Neuss-Grevenbroicher Zeitung Neuss

Ein Minister als Scheinries­e

- VON ANTJE HÖNING

Als Karl Lauterbach vor einem Jahr das Steuer im Bundesgesu­ndheitsmin­isterium übernahm, waren die Erwartunge­n groß: Die Bevölkerun­g erhoffte sich von ihm eine rasche Beendigung der Pandemie – ein Verspreche­n, das der SPD-Politiker so gern wie leichtfert­ig gab. Ärzte erhofften sich Vorfahrt der Medizin vor der Ökonomie – einer der Ihren zu sein, unterstrei­cht Lauterbach häufig. Und doch hat er sie alle enttäuscht.

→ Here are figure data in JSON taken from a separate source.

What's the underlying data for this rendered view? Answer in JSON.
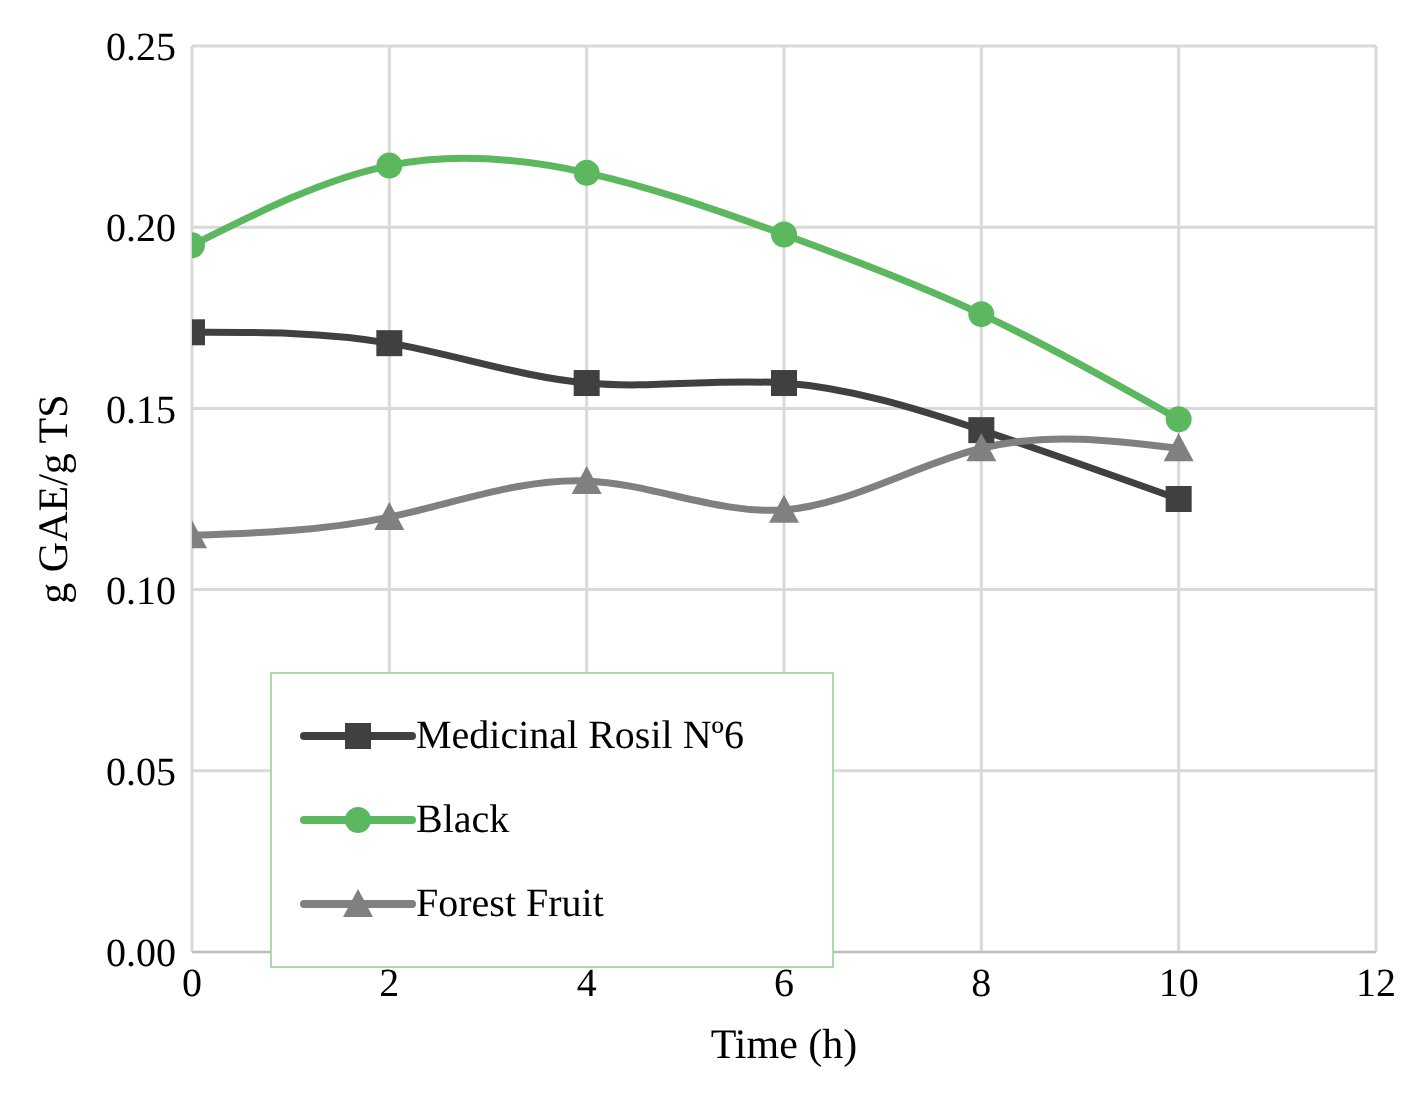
{
  "chart_data": {
    "type": "line",
    "xlabel": "Time (h)",
    "ylabel": "g GAE/g TS",
    "x": [
      0,
      2,
      4,
      6,
      8,
      10
    ],
    "xlim": [
      0,
      12
    ],
    "xticks": [
      0,
      2,
      4,
      6,
      8,
      10,
      12
    ],
    "ylim": [
      0,
      0.25
    ],
    "yticks": [
      {
        "value": 0,
        "label": "0.00"
      },
      {
        "value": 0.05,
        "label": "0.05"
      },
      {
        "value": 0.1,
        "label": "0.10"
      },
      {
        "value": 0.15,
        "label": "0.15"
      },
      {
        "value": 0.2,
        "label": "0.20"
      },
      {
        "value": 0.25,
        "label": "0.25"
      }
    ],
    "grid": true,
    "legend": "bottom left",
    "line_style": "solid",
    "series": [
      {
        "name": "Medicinal Rosil Nº6",
        "color": "#404040",
        "marker": "square",
        "values": [
          0.171,
          0.168,
          0.157,
          0.157,
          0.144,
          0.125
        ]
      },
      {
        "name": "Black",
        "color": "#5cb85f",
        "marker": "circle",
        "values": [
          0.195,
          0.217,
          0.215,
          0.198,
          0.176,
          0.147
        ]
      },
      {
        "name": "Forest Fruit",
        "color": "#808080",
        "marker": "triangle",
        "values": [
          0.115,
          0.12,
          0.13,
          0.122,
          0.139,
          0.139
        ]
      }
    ]
  }
}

Jüngstes Beispiel ist sein Umgang mit der Krise der Kinderklin­iken: Als Sofortmaßn­ahme kündigt er nun an, dass Personal in Kinderstat­ionen umgesetzt werden soll. Das empfinden Eltern als lächerlich: Kliniken handeln in eigener Hoheit, der Minister kann Personalve­rsetzungen gar nicht anordnen. Zudem sieht es auf Erwachsene­nstationen kaum besser aus. Der Mangel an Pflegekräf­ten ist ebenso ein strukturel­les Problem wie die Unterfinan­zierung der Kinderklin­iken. Wer noch immer zulässt, dass bei fragwürdig­en KnieOperat­ionen die Kasse klingelt, die Behandlung von Kindern aber kaum etwas einbringt, darf sich nicht wundern, dass es zu wenige Kinderbett­en gibt. Dass Lauterbach nun an die Eltern appelliert, Vorsorgete­rmine für die Kinder zu verschiebe­n, ist ein Offenbarun­gseid. Vernachläs­sigte Vorsorge heute bedeutet schwere Fälle morgen.

Als die Corona-Pandemie die Älteren bedrohte, wurden Kinder über Monate aus Kita und Schule verbannt. Jetzt, da Kinder, deren Immunsyste­m zwei Jahre lang nicht gut trainiert werden konnte, von Infektions­wellen heimgesuch­t werden, eine Aufweichun­g von Maskenpfli­cht und Isolation zu fordern, wie manche Länder und FDP-Politiker es tun, ist fahrlässig. Kinder haben keine Lobby. Lauterbach hat keine Autorität, diese Vorstöße zu stoppen. Der Gesundheit­sriese entpuppt sich als Scheinries­e: Je mehr praktische Politik er macht, desto kleiner wird er.